Lower P/S ratios of dietary fat blends using palm olein were associated with an increasing but non-significant lipemic trend in humans. On the other hand decreasing P/S ratios of these dietary fat blends were associated with a significantly greater prandial HDL-C trend. Although these data are important and interesting on their own merit, we recommend that that these effects should also be retested in trials with longer feeding periods and in subjects with more severe form of hyperlipidemia.
SFA: Saturated fatty acid; MUFA: Monounsaturated fatty acid; PUFA: Polyunsaturated fatty acid; TC: Total cholesterol; LDL-C: Low density lipoprotein-cholesterol; HDL-C: High density lipoprotein-cholesterol; TAG: Triacylglycerol; TRL: Triglyceride-rich lipoproteins; FAC: Fatty acid composition; POL: Palmitic acid-rich diet.

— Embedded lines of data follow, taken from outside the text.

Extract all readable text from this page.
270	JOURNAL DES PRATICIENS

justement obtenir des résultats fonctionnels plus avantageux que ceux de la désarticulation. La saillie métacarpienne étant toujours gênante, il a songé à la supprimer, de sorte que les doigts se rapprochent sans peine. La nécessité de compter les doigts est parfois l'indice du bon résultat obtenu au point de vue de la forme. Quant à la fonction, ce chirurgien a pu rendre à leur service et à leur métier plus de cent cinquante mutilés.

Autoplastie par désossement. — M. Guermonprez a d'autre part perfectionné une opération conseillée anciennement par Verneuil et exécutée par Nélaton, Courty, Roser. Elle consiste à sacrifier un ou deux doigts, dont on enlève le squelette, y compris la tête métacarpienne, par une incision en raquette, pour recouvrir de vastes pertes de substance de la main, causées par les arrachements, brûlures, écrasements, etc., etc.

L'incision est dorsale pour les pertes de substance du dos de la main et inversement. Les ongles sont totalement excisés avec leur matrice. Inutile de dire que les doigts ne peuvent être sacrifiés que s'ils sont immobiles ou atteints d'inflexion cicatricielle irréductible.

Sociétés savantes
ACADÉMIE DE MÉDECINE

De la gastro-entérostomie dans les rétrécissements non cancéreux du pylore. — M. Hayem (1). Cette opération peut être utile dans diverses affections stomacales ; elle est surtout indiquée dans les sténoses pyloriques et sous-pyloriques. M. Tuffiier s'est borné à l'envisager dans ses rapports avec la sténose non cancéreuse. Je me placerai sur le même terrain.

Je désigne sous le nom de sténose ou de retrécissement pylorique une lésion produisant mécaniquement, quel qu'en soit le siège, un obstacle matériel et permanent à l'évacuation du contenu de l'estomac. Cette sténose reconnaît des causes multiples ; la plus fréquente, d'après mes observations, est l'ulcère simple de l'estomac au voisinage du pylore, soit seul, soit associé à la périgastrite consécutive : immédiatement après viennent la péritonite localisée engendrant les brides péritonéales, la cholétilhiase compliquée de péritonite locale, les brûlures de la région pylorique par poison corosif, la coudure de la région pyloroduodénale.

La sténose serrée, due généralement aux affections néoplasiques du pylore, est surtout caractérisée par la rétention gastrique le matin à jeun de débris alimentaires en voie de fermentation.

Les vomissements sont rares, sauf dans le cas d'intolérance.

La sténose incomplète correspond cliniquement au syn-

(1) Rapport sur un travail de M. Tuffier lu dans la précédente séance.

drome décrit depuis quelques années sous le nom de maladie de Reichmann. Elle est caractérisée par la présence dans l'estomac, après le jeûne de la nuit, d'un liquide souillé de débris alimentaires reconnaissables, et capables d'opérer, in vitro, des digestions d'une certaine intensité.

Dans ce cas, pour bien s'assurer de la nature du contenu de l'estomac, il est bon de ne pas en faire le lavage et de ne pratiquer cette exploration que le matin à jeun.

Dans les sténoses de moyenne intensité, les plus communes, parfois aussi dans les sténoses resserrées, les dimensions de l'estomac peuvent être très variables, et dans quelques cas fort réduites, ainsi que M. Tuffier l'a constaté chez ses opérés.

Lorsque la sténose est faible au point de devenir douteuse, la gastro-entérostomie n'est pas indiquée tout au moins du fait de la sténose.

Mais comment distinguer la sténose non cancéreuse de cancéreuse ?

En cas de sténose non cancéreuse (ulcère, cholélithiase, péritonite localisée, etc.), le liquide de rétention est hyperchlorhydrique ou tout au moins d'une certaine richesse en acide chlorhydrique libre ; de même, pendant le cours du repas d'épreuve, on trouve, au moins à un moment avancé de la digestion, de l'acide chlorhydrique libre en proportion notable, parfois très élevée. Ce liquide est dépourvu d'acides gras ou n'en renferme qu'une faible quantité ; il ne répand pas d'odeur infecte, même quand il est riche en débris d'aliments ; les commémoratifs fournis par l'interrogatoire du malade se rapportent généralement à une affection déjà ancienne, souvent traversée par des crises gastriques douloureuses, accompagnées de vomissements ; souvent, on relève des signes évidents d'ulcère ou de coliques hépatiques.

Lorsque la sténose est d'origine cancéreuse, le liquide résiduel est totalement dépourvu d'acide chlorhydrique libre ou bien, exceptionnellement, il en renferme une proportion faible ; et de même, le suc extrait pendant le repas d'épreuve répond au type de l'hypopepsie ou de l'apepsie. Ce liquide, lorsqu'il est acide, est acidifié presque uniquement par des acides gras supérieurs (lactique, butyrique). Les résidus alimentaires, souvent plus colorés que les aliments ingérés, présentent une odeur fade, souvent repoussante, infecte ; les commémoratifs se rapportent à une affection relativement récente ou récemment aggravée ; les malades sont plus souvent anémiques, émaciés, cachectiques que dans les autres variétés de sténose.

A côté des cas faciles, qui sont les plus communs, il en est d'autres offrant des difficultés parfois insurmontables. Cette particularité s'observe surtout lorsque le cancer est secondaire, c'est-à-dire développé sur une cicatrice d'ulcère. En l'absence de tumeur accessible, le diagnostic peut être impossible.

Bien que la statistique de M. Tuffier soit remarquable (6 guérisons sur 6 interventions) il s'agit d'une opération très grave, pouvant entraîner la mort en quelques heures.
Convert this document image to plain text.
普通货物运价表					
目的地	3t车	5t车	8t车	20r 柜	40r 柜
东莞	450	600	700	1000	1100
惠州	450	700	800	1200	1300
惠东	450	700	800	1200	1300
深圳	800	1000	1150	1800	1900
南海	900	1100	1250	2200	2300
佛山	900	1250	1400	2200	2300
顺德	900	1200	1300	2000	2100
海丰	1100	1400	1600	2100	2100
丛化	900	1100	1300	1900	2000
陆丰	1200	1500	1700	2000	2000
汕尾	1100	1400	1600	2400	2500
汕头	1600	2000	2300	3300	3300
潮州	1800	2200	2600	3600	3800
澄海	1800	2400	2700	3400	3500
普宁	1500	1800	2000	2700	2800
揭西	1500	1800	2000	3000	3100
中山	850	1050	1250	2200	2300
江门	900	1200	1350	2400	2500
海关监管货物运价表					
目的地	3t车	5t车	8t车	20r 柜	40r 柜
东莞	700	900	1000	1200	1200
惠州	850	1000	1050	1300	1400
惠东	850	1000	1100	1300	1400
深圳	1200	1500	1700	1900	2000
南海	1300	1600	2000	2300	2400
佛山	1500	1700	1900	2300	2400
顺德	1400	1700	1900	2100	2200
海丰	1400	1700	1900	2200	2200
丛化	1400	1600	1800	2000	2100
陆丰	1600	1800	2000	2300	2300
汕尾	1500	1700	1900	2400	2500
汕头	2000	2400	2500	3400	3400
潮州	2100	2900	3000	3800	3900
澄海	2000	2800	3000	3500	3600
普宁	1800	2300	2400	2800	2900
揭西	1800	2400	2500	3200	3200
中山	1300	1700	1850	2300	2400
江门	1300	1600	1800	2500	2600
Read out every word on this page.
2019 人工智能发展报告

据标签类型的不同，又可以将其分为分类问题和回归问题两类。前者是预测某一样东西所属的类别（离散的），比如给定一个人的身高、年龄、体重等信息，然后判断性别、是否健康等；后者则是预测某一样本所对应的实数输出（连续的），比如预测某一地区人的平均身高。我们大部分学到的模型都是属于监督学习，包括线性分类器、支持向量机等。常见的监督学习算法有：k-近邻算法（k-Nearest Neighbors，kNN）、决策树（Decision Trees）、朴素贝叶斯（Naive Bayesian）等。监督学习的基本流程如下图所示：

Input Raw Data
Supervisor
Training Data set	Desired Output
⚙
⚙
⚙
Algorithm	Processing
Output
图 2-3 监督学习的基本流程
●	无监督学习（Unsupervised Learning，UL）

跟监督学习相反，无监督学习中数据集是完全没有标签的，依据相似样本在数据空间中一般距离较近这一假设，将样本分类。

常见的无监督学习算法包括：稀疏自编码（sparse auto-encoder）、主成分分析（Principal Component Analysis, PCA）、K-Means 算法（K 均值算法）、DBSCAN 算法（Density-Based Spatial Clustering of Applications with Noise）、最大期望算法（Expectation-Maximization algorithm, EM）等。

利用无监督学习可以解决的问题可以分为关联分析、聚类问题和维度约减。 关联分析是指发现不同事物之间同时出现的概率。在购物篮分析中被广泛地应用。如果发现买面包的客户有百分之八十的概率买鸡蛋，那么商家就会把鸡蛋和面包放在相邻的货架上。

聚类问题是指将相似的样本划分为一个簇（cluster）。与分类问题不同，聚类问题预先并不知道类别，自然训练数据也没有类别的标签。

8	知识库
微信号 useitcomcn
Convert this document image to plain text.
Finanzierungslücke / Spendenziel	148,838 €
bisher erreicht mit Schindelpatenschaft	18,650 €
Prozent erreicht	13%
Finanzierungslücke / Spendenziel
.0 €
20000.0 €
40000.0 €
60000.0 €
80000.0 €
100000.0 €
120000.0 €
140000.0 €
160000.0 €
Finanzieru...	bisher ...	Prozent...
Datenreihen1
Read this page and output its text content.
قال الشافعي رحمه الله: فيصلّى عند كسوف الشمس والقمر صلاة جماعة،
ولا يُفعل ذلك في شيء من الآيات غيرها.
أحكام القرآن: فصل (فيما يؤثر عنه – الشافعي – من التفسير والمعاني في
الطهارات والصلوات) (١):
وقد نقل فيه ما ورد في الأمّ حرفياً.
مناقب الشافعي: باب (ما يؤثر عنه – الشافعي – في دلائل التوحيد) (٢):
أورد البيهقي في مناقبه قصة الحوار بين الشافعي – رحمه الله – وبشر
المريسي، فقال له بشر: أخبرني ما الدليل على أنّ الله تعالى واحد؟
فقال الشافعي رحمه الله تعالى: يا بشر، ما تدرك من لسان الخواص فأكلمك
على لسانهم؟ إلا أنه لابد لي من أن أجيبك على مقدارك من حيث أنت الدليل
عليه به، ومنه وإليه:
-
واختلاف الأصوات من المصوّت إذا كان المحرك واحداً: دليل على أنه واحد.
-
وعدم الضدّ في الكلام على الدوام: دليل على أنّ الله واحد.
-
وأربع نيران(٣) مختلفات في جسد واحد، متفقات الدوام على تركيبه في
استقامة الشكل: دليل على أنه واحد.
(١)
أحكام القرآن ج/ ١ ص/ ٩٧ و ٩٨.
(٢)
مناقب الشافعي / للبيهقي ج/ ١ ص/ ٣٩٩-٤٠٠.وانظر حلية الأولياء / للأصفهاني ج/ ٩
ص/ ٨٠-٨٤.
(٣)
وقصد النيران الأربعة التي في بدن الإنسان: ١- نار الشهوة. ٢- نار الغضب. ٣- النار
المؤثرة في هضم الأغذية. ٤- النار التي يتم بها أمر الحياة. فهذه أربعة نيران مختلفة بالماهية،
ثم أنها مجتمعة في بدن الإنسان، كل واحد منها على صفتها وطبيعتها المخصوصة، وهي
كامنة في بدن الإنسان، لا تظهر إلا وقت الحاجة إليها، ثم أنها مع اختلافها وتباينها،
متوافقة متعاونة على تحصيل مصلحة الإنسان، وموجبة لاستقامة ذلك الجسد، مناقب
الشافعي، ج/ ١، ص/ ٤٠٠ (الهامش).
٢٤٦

Both authors have no competing interest. Dr. Sundram is employed by the Malaysian Palm Oil Council and uses science based facts and approaches to promote global palm oil use.
TK contributed dietetic supervision, laboratory management, data acquisition and drafting of this manuscript. KS made substantial contributions to conception and design of the study, statistical analysis and finalization of the manuscript. Both authors read and approved the final manuscript.
This research protocol was approved by the Ethical Approval Committee of the National University of Malaysia with the registration number FF-165-2007.